Parsers
Python Implementation
Refer to the API documentation for the Parser interface and the API documentation for the SpacyParser implementation for more information.
Parsers turn texts from strings into morphosyntactic information. They perform tokenization, lemmatization, dependency parsing, part-of-speech tagging, and sentencization. Effectively, they translate the flat string of a text into a set of hierarchical objects that can be used to interpret how the text is structured.
Python Implementation
Refer to the API documentation for the relevant protocols for more information.
Parsing is a necessary first step in identifying language barriers because the parser "translates" the input text into the kind of information that the Analyzer will operate on to perform its analysis.

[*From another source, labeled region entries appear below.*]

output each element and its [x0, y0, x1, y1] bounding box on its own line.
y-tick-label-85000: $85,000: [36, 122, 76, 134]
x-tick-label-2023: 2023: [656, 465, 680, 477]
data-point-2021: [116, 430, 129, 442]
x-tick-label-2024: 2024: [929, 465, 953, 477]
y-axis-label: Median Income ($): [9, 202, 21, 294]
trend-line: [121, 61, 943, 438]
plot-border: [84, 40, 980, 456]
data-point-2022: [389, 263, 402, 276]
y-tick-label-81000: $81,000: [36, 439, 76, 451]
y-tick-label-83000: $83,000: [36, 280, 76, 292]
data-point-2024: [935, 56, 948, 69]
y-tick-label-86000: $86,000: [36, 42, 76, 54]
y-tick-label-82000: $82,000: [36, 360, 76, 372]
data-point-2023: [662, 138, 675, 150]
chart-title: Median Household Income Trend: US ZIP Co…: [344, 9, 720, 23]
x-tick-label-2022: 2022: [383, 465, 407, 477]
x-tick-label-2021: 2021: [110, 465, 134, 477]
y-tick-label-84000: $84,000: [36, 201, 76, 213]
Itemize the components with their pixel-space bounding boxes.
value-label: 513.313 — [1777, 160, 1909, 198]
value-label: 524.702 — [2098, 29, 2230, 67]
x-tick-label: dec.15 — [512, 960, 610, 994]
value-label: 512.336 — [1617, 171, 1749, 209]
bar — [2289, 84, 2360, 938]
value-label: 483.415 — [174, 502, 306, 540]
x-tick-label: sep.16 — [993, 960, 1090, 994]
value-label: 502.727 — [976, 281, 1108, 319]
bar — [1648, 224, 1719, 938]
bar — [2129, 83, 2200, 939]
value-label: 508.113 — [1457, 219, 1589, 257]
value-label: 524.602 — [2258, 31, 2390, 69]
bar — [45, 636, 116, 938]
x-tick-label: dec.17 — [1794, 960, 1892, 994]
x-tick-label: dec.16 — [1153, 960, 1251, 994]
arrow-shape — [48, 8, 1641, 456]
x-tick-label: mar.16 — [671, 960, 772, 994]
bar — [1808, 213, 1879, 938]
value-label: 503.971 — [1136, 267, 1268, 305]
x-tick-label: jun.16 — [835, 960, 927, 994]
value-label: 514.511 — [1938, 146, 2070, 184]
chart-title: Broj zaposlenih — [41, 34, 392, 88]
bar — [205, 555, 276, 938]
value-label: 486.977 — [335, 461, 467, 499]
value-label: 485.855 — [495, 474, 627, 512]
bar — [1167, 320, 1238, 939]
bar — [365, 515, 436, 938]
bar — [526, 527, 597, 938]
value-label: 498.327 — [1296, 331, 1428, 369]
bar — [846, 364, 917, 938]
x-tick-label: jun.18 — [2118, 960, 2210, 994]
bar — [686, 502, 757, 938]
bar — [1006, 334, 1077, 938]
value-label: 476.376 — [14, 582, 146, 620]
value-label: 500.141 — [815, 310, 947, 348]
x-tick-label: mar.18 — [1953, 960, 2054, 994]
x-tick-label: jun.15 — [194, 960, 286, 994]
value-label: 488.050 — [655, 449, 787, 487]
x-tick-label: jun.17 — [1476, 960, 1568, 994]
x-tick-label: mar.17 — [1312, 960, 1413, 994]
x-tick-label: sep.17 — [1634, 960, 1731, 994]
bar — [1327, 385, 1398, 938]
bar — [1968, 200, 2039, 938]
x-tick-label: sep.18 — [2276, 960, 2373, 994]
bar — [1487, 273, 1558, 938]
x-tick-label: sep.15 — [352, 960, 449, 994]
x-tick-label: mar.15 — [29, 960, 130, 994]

Automated parsing is incredibly complex, and the output is sometimes just right-ish. We decided against building our parser from scratch because that is a problem domain much larger than the one we are operating in. Luckily, the team over at explosion AI has built a comprehensive library for this purpose that (a) suits our purpose and (b) comes with a lot of models that provide support for a variety of languages. That is why we have built our concrete Parser implementation on top of spaCy. However, we have provided implementation-agnostic interfaces so that it is easy to build an alternative implementation; parsing and barrier analysis are separate problem domains and we want to be able to develop and ship domain-specific solutions without having to deal with unfortunate dependencies.